On est en 1968. J’ai 11 ans. Paris brûle – pavés, cris, slogans, assemblées générales de jeunes gens en cravates, mégaphones – mais je suis loin de Paris. Je suis au Parc de Valency, à Lausanne.
Celui avec le cheval de pierre grandeur nature au milieu du bassin, celui avec les tapes-cul qui envoient les copains si haut qu’ils se cassent parfois une dent en retombant, celui avec le bizarre monsieur bronzé toute l’année qui fait asseoir sa levrette sur La Feuille d’avis de Lausanne.
J’ai posé mes fesses sur un banc, un de ceux sur lequel on prend le goûter avec maman tous les après-midis après l’école (avant d’aller s’érafler les cuisses en grimpant sur les hêtres).
Mon père se tient tout à côté de moi. Il est sérieux. Il est sombre. Il est solennel. On est venu ici tous les deux, entre hommes pour ainsi dire, un peu avant le soûper. Il doit me parler, il a expliqué tout à l’heure en rentrant du travail.

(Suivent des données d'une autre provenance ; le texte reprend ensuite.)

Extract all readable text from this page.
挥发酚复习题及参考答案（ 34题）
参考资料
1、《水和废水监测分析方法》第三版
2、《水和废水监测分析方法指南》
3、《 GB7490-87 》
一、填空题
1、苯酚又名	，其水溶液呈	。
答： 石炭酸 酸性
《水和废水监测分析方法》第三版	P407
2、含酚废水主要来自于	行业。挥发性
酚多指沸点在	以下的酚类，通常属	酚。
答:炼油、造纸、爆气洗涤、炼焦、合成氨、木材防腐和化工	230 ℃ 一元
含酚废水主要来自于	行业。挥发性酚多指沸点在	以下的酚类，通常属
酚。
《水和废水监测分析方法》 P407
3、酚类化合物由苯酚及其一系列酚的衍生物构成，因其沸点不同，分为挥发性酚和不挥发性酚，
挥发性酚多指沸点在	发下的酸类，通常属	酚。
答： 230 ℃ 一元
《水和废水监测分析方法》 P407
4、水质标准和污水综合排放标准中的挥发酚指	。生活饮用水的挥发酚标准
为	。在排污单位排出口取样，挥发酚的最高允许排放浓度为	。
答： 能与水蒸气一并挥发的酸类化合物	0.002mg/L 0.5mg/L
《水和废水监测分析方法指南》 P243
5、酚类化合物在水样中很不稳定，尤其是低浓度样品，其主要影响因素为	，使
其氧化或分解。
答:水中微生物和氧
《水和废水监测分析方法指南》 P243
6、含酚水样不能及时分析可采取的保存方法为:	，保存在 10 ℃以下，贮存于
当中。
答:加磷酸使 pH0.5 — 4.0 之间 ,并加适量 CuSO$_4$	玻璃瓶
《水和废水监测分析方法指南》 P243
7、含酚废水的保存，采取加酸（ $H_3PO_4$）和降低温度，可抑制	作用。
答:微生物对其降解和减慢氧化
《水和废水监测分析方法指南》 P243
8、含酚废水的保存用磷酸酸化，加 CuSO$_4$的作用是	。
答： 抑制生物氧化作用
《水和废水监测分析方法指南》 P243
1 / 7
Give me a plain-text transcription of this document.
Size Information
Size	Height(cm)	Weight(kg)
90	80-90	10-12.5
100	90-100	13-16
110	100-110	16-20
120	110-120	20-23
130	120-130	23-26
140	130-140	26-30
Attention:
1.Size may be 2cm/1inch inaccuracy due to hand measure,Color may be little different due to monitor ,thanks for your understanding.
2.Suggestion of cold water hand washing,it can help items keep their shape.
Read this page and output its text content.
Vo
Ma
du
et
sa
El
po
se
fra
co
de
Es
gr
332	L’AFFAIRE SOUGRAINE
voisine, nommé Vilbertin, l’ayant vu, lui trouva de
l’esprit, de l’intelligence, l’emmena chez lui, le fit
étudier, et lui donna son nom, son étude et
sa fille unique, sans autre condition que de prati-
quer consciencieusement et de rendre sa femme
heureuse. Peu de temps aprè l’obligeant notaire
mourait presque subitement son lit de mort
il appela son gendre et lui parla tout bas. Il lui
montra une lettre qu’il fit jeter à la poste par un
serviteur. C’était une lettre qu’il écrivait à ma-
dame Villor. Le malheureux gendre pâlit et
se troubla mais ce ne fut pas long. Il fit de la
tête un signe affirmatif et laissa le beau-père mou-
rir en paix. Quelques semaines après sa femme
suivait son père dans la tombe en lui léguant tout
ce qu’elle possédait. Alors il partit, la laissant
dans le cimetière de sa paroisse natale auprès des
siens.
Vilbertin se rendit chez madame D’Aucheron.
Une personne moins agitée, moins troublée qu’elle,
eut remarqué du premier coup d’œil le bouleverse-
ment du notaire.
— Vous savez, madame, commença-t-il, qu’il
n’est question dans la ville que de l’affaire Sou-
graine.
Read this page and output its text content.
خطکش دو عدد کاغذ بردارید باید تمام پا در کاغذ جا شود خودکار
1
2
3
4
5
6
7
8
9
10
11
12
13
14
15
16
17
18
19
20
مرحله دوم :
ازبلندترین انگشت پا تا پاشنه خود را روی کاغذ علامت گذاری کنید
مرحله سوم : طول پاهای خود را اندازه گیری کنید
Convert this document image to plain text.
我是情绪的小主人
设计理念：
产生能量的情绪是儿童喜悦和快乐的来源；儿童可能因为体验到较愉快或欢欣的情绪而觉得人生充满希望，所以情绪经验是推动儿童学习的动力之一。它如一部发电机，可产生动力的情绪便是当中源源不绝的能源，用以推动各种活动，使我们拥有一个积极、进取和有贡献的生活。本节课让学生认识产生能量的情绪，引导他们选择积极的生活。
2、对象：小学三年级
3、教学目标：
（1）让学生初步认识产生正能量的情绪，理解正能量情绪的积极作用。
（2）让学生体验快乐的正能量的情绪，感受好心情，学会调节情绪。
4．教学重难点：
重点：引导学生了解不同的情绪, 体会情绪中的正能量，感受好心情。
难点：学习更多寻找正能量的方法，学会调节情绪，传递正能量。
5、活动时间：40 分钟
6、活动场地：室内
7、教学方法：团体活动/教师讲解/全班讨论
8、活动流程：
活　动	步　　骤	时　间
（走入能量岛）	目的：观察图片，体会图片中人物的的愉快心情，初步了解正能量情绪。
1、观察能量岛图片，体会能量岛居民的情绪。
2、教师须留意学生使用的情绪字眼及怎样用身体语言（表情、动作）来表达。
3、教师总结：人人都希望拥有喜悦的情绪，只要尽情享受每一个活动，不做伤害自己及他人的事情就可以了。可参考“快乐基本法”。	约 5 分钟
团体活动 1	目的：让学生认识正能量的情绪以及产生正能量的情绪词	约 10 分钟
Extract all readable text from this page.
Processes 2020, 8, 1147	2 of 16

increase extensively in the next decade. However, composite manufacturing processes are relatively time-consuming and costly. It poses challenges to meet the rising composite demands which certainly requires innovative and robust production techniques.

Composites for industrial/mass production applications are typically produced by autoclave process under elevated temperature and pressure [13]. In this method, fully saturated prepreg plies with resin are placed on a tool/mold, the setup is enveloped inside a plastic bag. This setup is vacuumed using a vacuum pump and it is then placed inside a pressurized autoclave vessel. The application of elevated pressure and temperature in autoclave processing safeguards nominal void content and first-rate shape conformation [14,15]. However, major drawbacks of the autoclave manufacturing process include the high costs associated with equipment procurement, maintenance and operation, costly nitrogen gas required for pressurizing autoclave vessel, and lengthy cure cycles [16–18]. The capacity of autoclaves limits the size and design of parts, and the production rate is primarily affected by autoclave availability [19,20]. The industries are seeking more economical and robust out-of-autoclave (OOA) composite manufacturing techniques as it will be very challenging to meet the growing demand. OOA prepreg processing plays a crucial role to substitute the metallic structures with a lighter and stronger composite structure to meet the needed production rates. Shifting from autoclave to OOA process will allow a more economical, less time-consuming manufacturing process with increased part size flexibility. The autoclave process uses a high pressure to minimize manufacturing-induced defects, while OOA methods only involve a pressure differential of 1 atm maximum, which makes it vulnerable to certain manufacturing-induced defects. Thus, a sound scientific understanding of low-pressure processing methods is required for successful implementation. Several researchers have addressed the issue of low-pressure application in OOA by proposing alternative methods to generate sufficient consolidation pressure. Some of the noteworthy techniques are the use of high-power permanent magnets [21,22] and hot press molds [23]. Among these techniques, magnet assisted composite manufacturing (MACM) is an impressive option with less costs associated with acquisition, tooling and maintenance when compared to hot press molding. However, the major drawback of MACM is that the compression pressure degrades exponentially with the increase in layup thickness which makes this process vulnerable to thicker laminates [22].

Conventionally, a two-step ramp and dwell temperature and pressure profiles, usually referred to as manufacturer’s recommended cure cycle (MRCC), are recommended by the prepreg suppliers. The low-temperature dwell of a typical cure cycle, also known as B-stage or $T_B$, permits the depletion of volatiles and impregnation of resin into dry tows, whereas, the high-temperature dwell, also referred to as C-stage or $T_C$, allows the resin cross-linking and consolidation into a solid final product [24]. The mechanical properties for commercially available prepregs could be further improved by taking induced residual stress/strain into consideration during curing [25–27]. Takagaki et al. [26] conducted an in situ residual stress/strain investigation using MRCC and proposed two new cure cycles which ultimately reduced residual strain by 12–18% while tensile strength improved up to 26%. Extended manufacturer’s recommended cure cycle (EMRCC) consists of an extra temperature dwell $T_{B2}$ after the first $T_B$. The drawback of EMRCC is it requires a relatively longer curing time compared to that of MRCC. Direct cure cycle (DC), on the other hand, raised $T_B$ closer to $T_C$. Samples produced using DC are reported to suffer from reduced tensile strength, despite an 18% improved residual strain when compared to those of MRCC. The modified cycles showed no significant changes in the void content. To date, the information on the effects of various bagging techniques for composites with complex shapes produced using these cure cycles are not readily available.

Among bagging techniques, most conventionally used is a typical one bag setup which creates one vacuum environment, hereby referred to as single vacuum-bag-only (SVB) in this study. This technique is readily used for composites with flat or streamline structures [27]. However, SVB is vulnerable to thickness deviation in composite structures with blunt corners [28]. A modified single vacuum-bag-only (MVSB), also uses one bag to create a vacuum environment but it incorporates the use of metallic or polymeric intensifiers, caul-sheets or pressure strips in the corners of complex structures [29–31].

Alors voilà, il me parle maintenant, évoquant mes mauvaises notes à l’école, me rappellant que je me suis montré étourdi, dissipé, bavard, comme l’ont écrit mes maîtres et mes maîtresses dans mon carnet journalier. Mon avenir scolaire, résume-t-il, est compromis.
Le temps est donc venu de me mettre en garde. Si je ne change pas de comportement, si je ne fais pas des efforts énergiques pour remonter la pente, il me sortira de l’école et me placera dans une ferme en Suisse allemande...
Un regard où se mêlent l’effroi et la gravité souligne ses paroles. Il ne me vient naturellement pas à l’esprit de me demander si mon père dispose du début de la queue d’une connection au delà de la Sarine lui permettant d’organiser ma déportation. Une ferme. Une ferme en Suisse allemande.
Ce concept sombre et flou suffit à mon imagination. Des images se forment. Des personnages se dressent. De vagues hurlements commencent de se faire entendre. Une cour de ferme, quelque part, loin, dans la brume matinale. Un tracteur et sa remorque. Des êtres frustes en chemises à carreaux déchirées, bonnets militaires sur la tête, occupés à la décharger – betteraves? choux? patates? – qui me gueulent dessus. Et ce sentiment d’éloignement qui me transperce le coeur. Ce sera atroce à coup sûr.
Alors je promets. Je jure de me mettre au boulot sans tarder et de renouer avec des notes supérieures à la moyenne. Je ne serai plus étourdi, ni dissipé, ni bavard. Pourrai-je à ces conditions rester en famille, au chaud, chez les Welsches? Mon père hausse les épaules. Peut-être. On verra…
Regardant par la fenêtre du train, près de cinquante ans plus tard, ce qui reste de fermes entre Berne et Olten – autrement dit, entre chez Beat et chez Pedro, entre chez Chrigu et chez Alex – il m’arrive de repenser à tout ça. A toute cette Schwarzpedagogie. Et de penser que c’était de la merde.